The Canadian province that gave us one of the original six NHL teams (the Toronto Maple Leafs), several original sketch and improv comedians (John Candy, Martin Short, Dan Aykroyd, Rick Moranis to name only a few) and a good deal of original (read: primary) nickel mining production now gives us an unoriginal carbon emissions reduction choice.
Ontario, Canada – a heavyweight in population and GDP for our Neighbors to the North – just decided to undertake a cap-and-trade approach in reducing their greenhouse gas emissions, joining its Frenchier neighbor Quebec and the US state of California under the so-called Western Climate Initiative and its cap-and-trade program, to invest further in a green future. According to an article in the Financial Times:
“Under the banner of the Western Climate Initiative…California and Quebec already cap industry emissions such as those from electricity plants and oil and cement producers, and oversee more than 180 million metric tons of greenhouse gas emissions…Quotas are imposed on businesses that can purchase additional emission allowances, also called permits, and sell any they do not use.
Governments reinvest revenues from allowance auctions into clean energy initiatives and green transportation. California estimated in February that its revenues from the auction of allowances would reach about $2 billion or more 2015-16.”
Cap-and-Trade vs Carbon Tax: How Well Has It Worked?
For an example of how carbon emissions trading schemes have worked for manufacturing and heavy industry (such as steelmaking), look no further than Europe and the UK.
As background, initially the EU had set a goal of 20% reduction in greenhouse gas (GHG) emissions by 2020, and more recently they set a much more ambitious target of 40% reduction by 2030 – a very bold goal, considering President Obama promised a 26% to 28% reduction in US emissions by 2025, from 2005 levels, while the EPA is trying to push through its Clean Power Plan by this summer, calling for states to reduce existing power plants’ emissions by 30% by 2030. Outside of Europe, Australia scrapped its carbon tax system last year.
Back to cap-and-trade and carbon taxes, in general. According to Andrzej Kotas, managing director of Metals Consulting International and CEO of steelonthenet.com, neither work so hot across the pond.
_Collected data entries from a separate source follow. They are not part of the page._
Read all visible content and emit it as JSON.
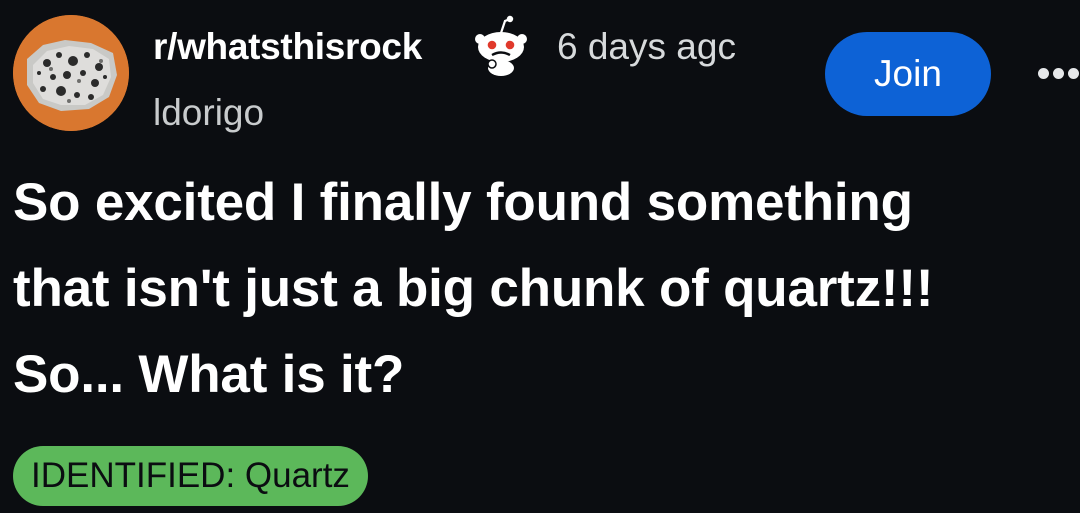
{
  "post": {
    "subreddit": "r/whatsthisrock",
    "time": "6 days agc",
    "author": "ldorigo",
    "join_label": "Join",
    "title_lines": [
      "So excited I finally found something",
      "that isn't just a big chunk of quartz!!!",
      "So... What is it?"
    ],
    "flair": "IDENTIFIED: Quartz"
  },
  "icons": {
    "avatar": "rock-avatar-icon",
    "awarded": "snoo-thinking-icon",
    "more": "more-options-icon"
  },
  "colors": {
    "background": "#0b0d11",
    "join_button": "#0d62d6",
    "flair": "#5cb85a",
    "avatar_ring": "#d9772f",
    "snoo_eye": "#e0392b"
  }
}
We asked Kotas whether he’s seen novel technologies that companies in the EU have developed that have helped counter the onslaught of regulations. He responded:
“I would say that very evidently the emissions trading system has been a failure in that sense. It was designed around the whole idea of having high-cost CO2 and charging people for producing a lot of CO2 gas would stimulate investment in new technology, but it has been a patent failure in that sense because it has simply not done so.
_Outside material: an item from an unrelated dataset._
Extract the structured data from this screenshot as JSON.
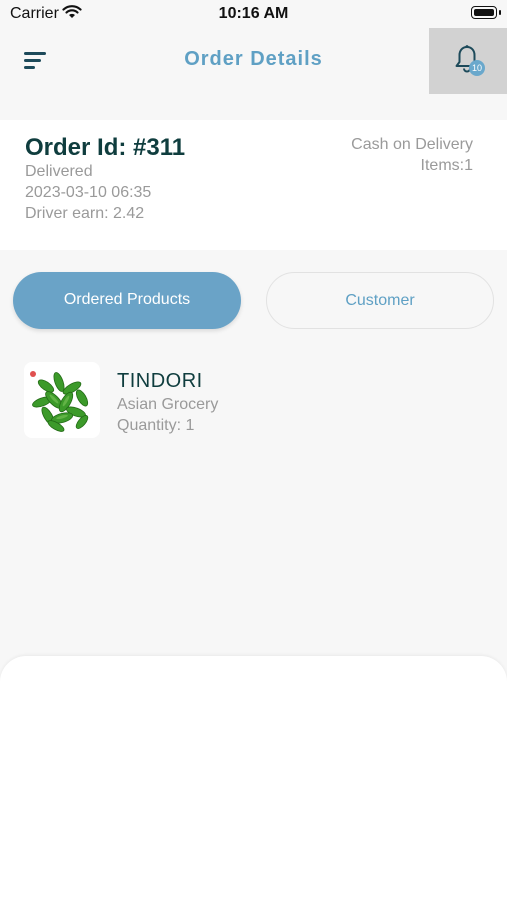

“We are talking, in the EU, about a CO2 tax of around 50 dollars per ton of CO2 generated kicking in about 2020, a tax expected to be about 120 dollars or more by 2030. That’s not going to apply if I’m making steel in Africa; neither would it apply if I’m making steel in China. I think if you speak to steelmakers they’ll tell you the whole emissions trading system has been failure; where it was economic to do so and returns to make on investments, steelmakers have made these decisions, so [ultimately] it hasn’t stimulated that investment – what it has done, I think, is the opposite: prompted investment abroad.”
Will Companies Leave Ontario?
If UK steelmakers, for example, have already been finding ways to produce offshore, will the same happen in the provinces and states under the Western Climate Initiative?
According to the FT, although Canada’s Prime Minister, Stephen Harper, has said that “Canada would release its greenhouse gas emissions targets before G7 meetings in June, after Canada’s premiers meet to discuss climate policy and an energy strategy,” he also is quoted as saying last December that, given the decline in oil prices, it would be “crazy economic policy” to apply unilateral emissions penalties on the oil sector.
It remains to be seen how Canada’s oil sector – and a host of other industrial sectors, especially those with operations in Ontario – will fare under the cap-and-trade scheme.